CHROM POS ID REF ALT QUAL FILTER INFO FORMAT NA00001

11 1 . C A 100 PASS . GT 0/1 11 30 . A T 100 PASS . GT 1/1 11 60 . G T 100 PASS . GT 1/1 11 240 . G A,T 100 PASS . GT 1/2

The variants get passed but when I see the reads the bases that are supposed to change. For example C > A the Reads don't actually have the substitution.

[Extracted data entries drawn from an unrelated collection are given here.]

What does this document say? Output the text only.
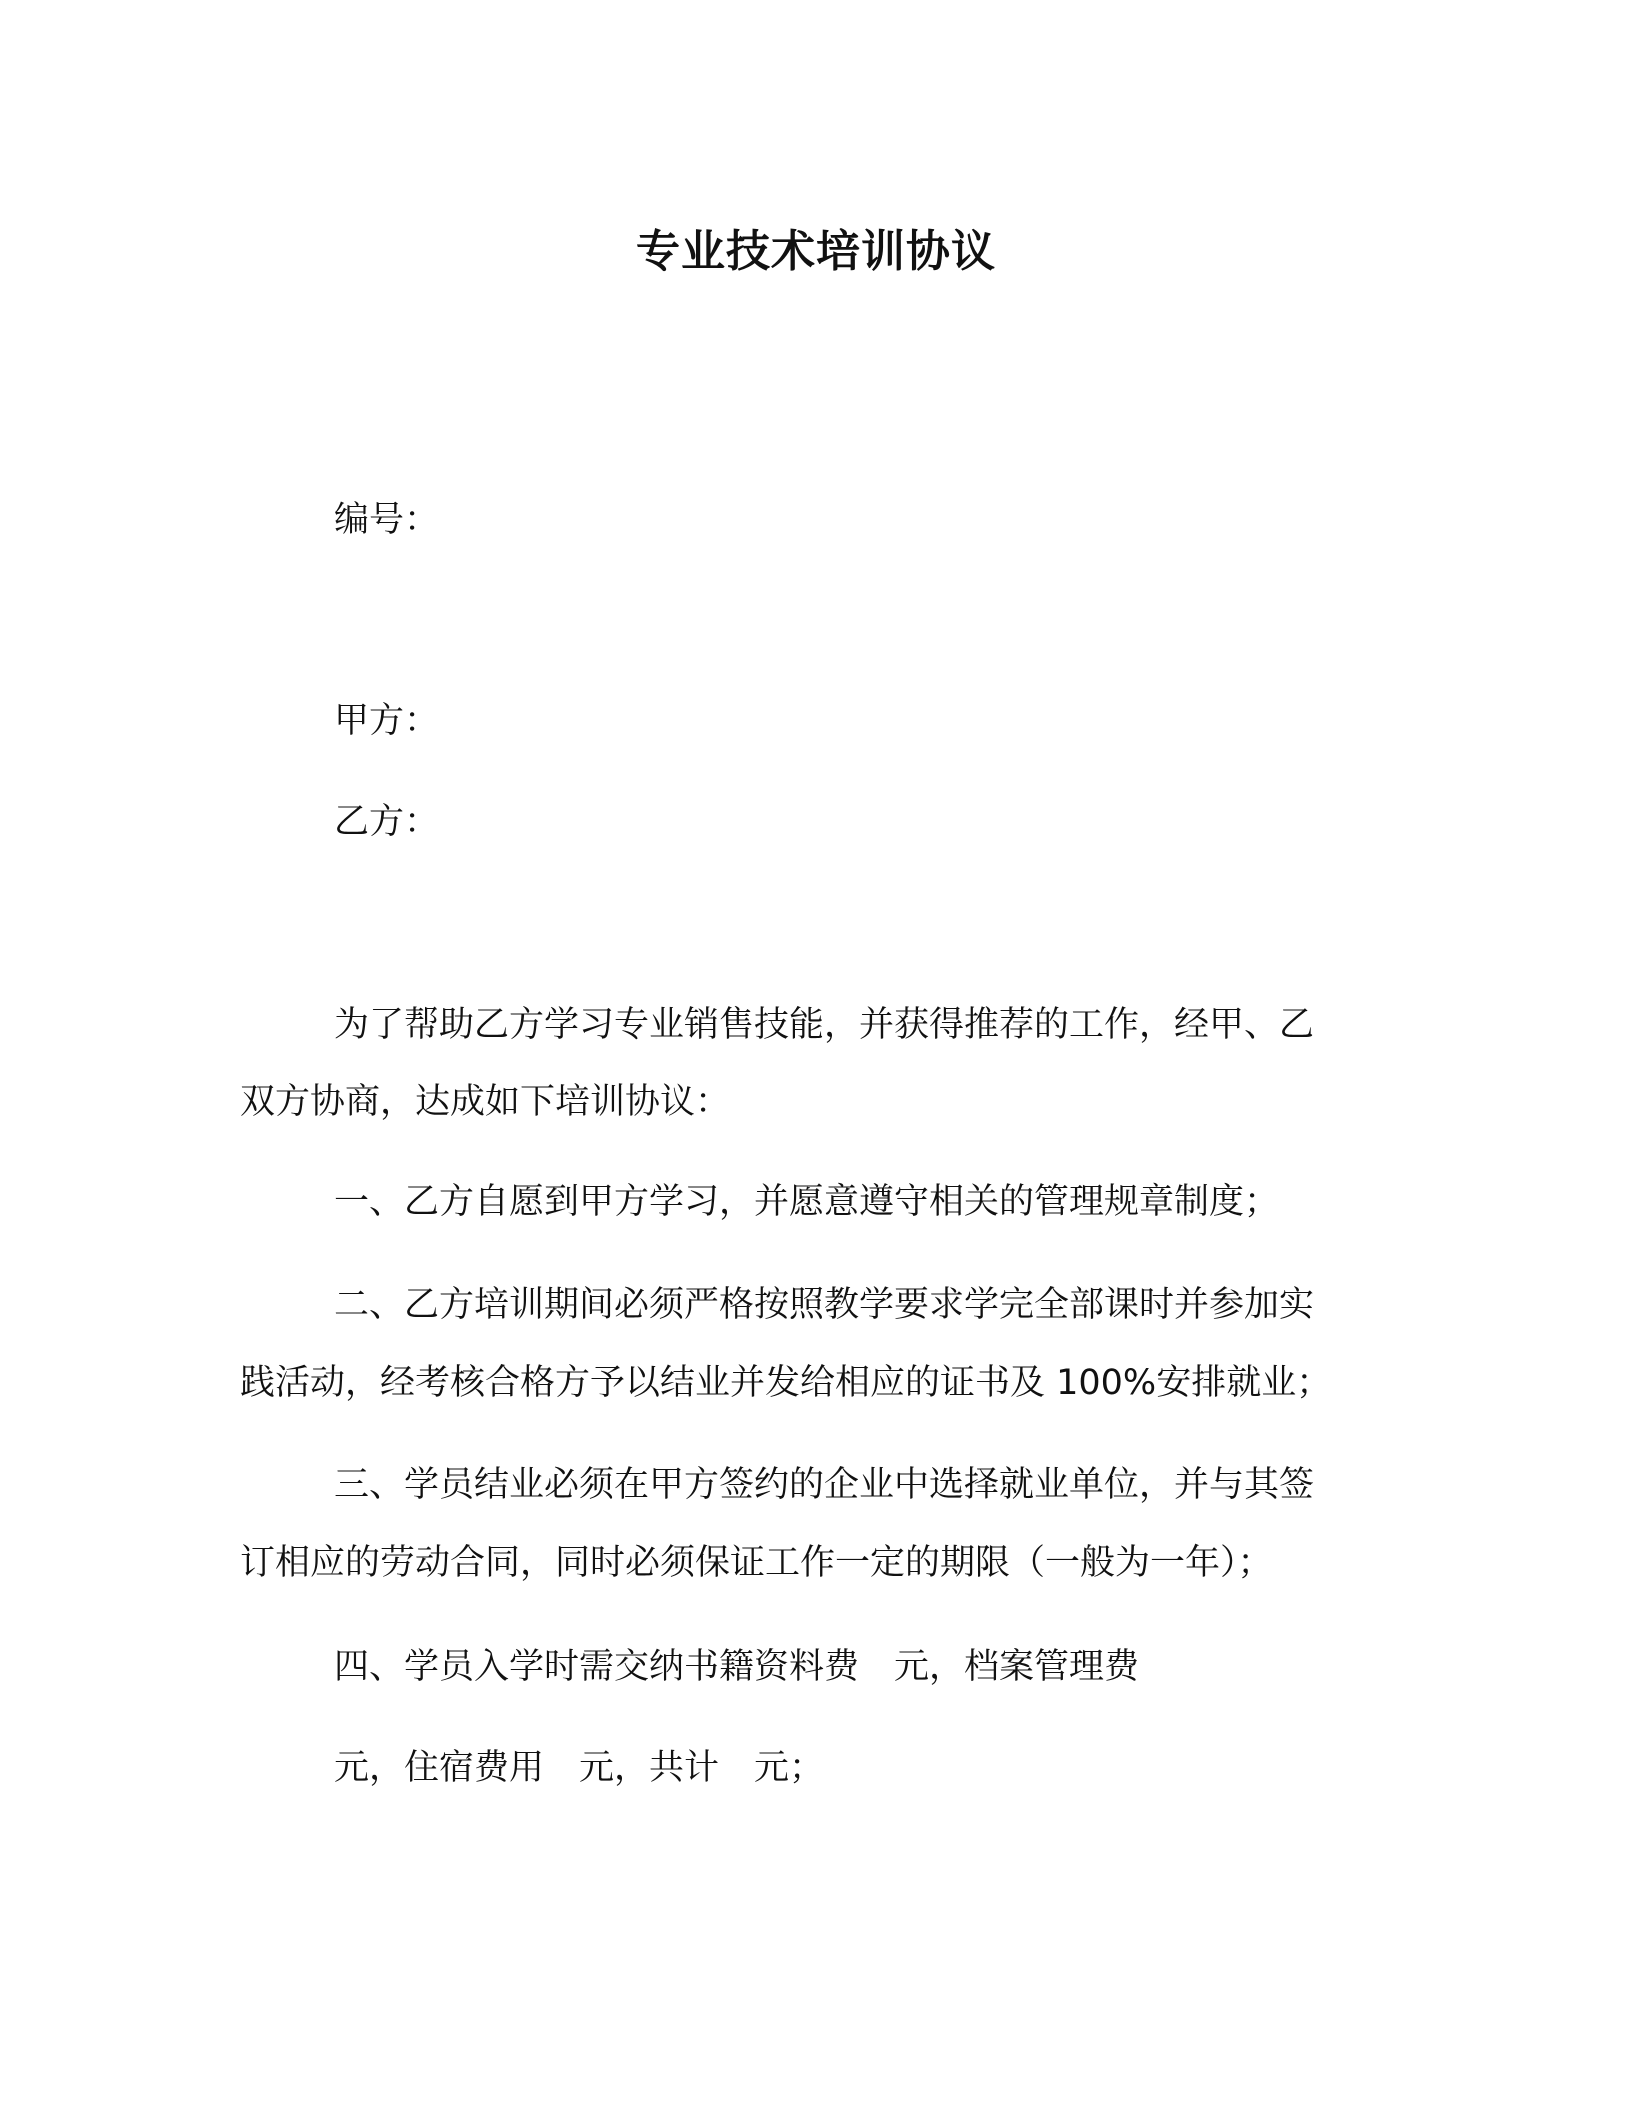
专业技术培训协议

编号：

甲方：

乙方：

为了帮助乙方学习专业销售技能，并获得推荐的工作，经甲、乙

双方协商，达成如下培训协议：

一、乙方自愿到甲方学习，并愿意遵守相关的管理规章制度；

二、乙方培训期间必须严格按照教学要求学完全部课时并参加实

践活动，经考核合格方予以结业并发给相应的证书及 100%安排就业；

三、学员结业必须在甲方签约的企业中选择就业单位，并与其签

订相应的劳动合同，同时必须保证工作一定的期限（一般为一年）；

四、学员入学时需交纳书籍资料费　元，档案管理费

元，住宿费用　元，共计　元；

I used this command to run the simulation.: python gen_reads.py -r littleFasta.fa -R 20 -c 1 --discard-offtarget -o outputfile -v spec.vcf -M 0 -tr babyBed.bed

Screenshot (138)

as you can see the read Spanning the Third variant G > T which is the last base in the first line of littleFasta.fa I have no reads that have that variant inserted into the read. What am I doing wrong here? Can anyone please help me out? thank you

vinaydeep26 commented 1 year ago

@joshfactorial

joshfactorial commented 1 year ago

I will take a look at this.

vinaydeep26 commented 1 year ago

Screenshot (147) Screenshot (148)

I try to increase the coverage too. So out of the output reads I get, I try to find the short sequence before it the corresponding VCF variant (EG: on position 60 there should be a T instead of a G) to see if the program did the job of inserting variants at the specific position but it doesn't seem to be the case. what am I doing differently? @joshfactorial

vinaydeep26 commented 1 year ago

Thank you for the Solution @joshfactorial . The problem was that in my vcf file the chromosome names are just "11" whereas in my VCF file its >chr11. so by changing the 11s in my VCf file to "chr11"s , I accurately see the indels as well as the SNPS. Thank you for the Amazing support and quick response.